Maintaining a leading role will require legacy providers to embrace the notion that caring for a patient doesn’t require an in-person assessment like putting a stethoscope on their chest. They’ll also have to balance their traditional primary care offering with a virtual option to keep attracting and retaining patients. As healthcare leaders look to 2024 and beyond, though, they know that virtual primary care is just the start. With an aging population and the increasing demand for healthcare services, virtual specialty care isn’t far behind.


4. Using technology to move the needle on the availability of behavioral health

The shortage of behavioral health specialists is getting worse, not better – and so is the proportion of people who need mental health services: 

  • 60% of Americans don’t have a mental health professional in their county. 
  • More than 40% of behavioral health professionals plan to retire in the next decade. 
  • In the U.S. alone, 50 million people say they’re suffering from a mental health condition.


Like the nursing labor crisis, behavioral health professionals can't keep pace with the growing demand for their services.


More payers and employers are recognizing the power of technology to ease today’s behavioral health crisis. With interactive tools, videos, virtual coaching and live support, they’re giving members access to the care they need and bolstering the mental wellness of entire communities.
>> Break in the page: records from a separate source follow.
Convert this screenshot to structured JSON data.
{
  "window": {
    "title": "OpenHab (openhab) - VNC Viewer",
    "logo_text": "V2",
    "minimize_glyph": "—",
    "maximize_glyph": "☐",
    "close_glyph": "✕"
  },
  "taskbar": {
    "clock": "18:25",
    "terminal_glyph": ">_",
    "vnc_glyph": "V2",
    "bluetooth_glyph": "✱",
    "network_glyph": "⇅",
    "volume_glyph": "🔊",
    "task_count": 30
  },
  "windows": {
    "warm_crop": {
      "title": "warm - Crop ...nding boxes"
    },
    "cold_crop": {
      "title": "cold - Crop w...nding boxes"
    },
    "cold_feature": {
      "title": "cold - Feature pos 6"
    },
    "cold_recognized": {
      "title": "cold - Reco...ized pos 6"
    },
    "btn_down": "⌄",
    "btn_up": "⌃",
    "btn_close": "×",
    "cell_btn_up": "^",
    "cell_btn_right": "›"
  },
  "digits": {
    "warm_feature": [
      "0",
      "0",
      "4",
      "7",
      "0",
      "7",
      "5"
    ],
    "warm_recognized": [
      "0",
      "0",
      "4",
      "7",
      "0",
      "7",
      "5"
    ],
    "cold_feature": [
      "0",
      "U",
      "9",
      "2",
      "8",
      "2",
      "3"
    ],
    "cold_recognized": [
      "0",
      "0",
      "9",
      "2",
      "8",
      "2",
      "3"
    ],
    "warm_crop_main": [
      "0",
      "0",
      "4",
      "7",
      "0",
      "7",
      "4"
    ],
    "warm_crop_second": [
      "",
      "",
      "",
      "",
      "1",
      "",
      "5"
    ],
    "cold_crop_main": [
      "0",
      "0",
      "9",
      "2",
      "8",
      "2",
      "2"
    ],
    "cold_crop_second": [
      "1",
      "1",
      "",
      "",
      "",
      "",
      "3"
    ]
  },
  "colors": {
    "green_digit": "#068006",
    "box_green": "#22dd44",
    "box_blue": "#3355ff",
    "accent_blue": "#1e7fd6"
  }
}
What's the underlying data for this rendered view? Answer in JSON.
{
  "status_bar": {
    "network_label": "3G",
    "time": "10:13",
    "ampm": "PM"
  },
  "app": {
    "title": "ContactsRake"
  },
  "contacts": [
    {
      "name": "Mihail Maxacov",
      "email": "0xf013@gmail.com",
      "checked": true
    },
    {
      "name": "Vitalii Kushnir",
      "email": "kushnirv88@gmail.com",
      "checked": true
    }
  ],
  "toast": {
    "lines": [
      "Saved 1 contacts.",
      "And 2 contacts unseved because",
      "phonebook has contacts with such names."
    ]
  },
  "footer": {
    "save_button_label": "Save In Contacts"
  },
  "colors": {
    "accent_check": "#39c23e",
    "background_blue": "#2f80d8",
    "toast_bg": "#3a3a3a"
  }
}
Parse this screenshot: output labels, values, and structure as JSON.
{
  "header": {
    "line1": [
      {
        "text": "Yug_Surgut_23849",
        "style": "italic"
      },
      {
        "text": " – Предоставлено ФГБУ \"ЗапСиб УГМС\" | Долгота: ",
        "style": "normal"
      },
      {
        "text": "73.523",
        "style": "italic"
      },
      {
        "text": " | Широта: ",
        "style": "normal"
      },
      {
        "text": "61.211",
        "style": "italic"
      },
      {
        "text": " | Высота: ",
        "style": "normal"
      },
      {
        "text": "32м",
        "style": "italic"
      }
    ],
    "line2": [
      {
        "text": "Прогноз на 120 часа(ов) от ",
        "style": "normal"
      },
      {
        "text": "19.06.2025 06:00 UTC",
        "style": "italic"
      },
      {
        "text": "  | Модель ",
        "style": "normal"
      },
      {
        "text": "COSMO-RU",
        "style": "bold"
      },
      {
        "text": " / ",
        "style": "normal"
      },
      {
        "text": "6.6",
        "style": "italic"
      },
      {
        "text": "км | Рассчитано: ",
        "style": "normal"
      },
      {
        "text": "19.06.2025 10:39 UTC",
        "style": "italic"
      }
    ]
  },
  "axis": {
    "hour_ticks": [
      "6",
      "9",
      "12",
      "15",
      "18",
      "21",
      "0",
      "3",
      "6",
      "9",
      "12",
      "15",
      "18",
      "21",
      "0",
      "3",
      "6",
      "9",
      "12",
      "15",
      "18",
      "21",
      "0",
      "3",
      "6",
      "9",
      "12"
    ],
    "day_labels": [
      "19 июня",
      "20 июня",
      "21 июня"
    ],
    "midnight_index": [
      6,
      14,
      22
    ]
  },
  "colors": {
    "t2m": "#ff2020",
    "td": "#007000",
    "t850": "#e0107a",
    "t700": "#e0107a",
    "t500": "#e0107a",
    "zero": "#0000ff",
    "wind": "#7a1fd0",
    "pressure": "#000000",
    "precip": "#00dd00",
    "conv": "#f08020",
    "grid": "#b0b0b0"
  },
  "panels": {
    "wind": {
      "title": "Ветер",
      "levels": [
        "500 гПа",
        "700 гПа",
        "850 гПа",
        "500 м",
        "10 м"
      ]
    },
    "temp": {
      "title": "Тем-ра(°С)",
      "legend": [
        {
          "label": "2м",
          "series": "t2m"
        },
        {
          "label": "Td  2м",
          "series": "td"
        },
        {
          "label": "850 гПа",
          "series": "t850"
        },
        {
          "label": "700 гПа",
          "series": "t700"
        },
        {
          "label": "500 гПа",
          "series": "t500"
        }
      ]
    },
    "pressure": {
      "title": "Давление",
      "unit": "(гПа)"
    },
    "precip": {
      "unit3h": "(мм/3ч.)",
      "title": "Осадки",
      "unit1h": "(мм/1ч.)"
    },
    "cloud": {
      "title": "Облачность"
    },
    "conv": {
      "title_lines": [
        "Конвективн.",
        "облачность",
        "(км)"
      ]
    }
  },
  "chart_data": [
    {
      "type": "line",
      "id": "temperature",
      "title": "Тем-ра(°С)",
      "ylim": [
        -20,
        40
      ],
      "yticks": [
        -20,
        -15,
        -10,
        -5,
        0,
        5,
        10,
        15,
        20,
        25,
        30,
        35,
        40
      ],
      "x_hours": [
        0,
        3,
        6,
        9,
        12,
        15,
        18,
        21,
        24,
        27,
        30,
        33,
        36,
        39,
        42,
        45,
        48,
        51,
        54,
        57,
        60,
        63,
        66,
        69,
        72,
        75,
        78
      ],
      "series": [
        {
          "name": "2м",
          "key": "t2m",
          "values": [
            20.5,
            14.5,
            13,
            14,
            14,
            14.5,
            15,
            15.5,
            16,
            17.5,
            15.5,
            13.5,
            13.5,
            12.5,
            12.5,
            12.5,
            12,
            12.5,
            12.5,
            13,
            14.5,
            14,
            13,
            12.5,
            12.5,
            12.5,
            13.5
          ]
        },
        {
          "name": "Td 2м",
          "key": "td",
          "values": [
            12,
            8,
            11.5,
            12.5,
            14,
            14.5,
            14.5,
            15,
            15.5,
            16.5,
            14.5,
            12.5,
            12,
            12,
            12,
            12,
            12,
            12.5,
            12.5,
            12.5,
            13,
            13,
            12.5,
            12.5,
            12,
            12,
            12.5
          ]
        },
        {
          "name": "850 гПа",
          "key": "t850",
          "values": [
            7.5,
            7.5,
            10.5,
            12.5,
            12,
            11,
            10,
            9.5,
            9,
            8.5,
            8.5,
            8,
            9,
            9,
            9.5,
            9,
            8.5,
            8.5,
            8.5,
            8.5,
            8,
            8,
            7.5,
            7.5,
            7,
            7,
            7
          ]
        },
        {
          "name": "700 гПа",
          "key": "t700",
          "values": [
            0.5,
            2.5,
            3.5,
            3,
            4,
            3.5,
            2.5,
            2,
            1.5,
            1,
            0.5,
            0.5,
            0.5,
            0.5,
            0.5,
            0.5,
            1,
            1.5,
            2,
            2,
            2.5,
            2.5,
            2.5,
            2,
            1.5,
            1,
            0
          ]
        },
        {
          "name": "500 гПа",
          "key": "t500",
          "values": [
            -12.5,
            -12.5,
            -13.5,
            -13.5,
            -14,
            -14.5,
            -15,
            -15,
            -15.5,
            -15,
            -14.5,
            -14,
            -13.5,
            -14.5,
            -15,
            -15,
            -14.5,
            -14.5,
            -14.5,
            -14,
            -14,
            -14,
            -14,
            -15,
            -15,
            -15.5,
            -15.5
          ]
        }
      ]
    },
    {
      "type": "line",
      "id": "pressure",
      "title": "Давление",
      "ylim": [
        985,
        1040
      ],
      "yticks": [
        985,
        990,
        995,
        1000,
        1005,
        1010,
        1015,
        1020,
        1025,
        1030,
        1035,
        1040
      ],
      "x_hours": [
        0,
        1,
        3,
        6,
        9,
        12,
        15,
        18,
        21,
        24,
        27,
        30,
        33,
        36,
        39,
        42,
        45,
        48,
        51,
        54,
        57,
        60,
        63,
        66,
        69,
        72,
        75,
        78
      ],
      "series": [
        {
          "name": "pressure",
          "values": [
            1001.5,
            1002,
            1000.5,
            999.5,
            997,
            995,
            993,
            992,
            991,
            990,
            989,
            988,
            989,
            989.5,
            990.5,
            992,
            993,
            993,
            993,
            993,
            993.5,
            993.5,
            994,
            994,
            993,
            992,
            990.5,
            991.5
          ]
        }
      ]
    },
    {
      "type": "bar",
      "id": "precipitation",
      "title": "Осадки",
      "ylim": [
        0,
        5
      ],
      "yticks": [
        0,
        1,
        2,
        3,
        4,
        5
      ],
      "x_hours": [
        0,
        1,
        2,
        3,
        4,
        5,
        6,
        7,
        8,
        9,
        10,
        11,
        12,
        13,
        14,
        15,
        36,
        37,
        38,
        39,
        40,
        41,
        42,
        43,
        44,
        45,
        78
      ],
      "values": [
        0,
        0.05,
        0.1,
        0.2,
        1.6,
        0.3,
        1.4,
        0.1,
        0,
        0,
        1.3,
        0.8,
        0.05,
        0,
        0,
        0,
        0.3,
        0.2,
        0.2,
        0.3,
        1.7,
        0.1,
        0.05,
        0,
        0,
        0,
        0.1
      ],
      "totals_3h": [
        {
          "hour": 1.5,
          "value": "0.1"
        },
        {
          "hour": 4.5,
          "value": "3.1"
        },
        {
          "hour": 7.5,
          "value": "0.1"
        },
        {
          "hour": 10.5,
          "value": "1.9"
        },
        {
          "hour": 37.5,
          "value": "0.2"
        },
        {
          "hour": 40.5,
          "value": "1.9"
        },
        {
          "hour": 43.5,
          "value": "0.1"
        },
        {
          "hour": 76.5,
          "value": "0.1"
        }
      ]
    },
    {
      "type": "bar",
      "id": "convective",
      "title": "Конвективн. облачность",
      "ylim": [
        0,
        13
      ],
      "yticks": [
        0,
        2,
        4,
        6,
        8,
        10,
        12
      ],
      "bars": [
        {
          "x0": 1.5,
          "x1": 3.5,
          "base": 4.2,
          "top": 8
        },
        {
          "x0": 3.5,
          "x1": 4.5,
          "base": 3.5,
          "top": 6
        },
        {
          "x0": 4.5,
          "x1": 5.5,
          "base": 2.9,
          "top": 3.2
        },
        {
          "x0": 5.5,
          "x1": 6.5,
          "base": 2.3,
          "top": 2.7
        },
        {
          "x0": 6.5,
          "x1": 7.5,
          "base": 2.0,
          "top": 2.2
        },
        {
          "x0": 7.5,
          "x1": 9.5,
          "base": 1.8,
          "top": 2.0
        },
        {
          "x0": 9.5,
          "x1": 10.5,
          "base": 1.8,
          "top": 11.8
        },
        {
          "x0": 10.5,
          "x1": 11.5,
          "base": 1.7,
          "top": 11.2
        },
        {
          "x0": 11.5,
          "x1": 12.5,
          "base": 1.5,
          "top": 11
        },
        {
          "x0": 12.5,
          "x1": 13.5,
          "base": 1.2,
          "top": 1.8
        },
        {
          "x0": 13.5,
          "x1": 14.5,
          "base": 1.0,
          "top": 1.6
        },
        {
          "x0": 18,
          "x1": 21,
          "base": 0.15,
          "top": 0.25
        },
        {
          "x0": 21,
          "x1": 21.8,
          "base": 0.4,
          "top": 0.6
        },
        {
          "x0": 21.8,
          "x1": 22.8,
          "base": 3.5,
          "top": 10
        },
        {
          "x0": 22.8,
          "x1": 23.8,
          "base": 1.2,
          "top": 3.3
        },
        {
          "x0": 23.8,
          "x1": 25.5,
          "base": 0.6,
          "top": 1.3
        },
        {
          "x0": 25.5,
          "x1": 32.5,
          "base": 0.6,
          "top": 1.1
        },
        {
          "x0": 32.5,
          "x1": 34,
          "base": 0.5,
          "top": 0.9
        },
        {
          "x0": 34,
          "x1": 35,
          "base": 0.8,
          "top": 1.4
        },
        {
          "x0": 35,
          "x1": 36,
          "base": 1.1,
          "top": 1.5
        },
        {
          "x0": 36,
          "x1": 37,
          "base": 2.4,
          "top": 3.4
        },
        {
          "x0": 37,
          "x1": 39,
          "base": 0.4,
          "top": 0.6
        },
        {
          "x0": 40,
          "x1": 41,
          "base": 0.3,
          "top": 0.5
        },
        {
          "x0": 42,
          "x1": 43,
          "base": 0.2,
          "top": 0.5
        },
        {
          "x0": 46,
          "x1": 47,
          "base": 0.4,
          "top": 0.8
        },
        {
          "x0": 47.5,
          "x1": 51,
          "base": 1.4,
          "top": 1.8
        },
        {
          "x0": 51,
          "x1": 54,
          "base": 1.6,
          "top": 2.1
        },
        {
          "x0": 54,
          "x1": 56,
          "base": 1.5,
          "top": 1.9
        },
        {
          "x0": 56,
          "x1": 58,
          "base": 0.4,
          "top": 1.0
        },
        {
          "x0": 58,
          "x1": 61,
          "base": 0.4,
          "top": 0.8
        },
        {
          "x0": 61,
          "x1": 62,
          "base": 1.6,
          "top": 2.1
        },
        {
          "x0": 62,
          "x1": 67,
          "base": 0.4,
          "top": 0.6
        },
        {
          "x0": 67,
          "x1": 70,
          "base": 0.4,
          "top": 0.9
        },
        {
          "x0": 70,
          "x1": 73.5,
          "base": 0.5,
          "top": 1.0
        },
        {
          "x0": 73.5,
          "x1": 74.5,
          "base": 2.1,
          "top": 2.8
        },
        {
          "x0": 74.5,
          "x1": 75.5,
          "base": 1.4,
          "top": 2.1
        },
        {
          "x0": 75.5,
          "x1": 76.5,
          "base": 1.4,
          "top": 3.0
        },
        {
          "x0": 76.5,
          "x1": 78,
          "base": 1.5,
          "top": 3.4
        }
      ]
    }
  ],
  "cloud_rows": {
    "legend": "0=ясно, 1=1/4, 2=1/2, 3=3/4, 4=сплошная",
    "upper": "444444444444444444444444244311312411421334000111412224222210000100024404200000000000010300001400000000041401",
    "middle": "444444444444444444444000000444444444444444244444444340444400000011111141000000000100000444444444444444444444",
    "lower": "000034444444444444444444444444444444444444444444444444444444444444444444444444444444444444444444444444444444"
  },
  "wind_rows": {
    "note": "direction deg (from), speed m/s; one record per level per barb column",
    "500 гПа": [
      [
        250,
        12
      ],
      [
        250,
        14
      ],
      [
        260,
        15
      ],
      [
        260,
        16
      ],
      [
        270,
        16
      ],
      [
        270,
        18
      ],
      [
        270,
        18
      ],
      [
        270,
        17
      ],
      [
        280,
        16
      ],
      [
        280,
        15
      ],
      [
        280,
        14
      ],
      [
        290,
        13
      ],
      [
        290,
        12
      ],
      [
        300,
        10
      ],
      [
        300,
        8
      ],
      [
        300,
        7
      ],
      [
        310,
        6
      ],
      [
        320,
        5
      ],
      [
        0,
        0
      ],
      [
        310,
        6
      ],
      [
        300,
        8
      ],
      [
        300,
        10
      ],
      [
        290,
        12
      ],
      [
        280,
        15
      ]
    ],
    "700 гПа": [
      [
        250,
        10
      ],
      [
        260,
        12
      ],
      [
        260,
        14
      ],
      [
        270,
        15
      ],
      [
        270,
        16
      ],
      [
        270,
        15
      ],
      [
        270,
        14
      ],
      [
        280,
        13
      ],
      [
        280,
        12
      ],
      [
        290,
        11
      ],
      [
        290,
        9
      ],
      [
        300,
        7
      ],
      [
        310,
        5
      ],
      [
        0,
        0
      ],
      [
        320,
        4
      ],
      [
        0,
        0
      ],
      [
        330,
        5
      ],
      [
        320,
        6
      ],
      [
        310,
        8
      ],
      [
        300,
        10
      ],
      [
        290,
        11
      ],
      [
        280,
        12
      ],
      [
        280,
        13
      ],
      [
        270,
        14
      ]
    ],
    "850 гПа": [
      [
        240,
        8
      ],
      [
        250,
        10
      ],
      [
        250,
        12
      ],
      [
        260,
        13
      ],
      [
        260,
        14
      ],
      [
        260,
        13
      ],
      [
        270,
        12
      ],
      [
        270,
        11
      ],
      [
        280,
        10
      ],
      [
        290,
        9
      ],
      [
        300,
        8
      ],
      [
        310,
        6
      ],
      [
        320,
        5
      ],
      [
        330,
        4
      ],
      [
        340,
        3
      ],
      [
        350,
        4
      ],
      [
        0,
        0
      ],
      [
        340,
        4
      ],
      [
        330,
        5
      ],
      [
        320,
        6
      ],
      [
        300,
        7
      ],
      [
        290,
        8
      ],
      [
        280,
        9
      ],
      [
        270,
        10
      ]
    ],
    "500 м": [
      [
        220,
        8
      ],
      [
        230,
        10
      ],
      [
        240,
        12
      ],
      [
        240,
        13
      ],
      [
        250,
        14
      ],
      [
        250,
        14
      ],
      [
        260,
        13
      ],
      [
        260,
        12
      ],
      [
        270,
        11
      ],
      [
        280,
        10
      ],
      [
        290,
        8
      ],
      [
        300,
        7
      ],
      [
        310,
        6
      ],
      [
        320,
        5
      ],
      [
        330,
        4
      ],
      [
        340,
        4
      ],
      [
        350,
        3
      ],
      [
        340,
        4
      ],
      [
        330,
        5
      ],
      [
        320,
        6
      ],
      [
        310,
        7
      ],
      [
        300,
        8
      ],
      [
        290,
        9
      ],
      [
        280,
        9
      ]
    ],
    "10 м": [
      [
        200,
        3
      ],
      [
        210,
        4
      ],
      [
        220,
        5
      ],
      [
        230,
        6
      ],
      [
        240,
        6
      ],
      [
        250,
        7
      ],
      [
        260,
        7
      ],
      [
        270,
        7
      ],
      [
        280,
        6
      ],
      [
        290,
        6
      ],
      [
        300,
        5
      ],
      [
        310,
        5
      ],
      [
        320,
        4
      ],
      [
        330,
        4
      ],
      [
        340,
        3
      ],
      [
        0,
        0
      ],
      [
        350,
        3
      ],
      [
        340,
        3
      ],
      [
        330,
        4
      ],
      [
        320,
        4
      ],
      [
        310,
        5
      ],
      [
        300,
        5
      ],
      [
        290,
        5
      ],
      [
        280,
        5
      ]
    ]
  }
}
In recent years, our society has broken down the stigmas that surround mental health. In 2024, more payers and employers are following suit, using technology to break down the remaining barriers to behavioral health care access and support. 


Continuing to prioritize patients and providers

While their digital agendas for 2024 may differ, there’s a shared understanding among healthcare leaders that change isn’t coming, it’s already here. And whether they’re focused on all or just one of the priorities I discussed, their commitment to blending care with technology is driven by a common cause – patients and providers.  


Technology can be there for patients when clinicians can’t. In between visits, during follow-up appointments or even after discharge. And for providers, technology can step up when the workload, physical or mental demands of the job start to overwhelm.


As these leaders envision how their organizations will provide healthcare in 2024 and beyond, I know they’ll continue to prioritize caring for those we serve – and those who do the caring.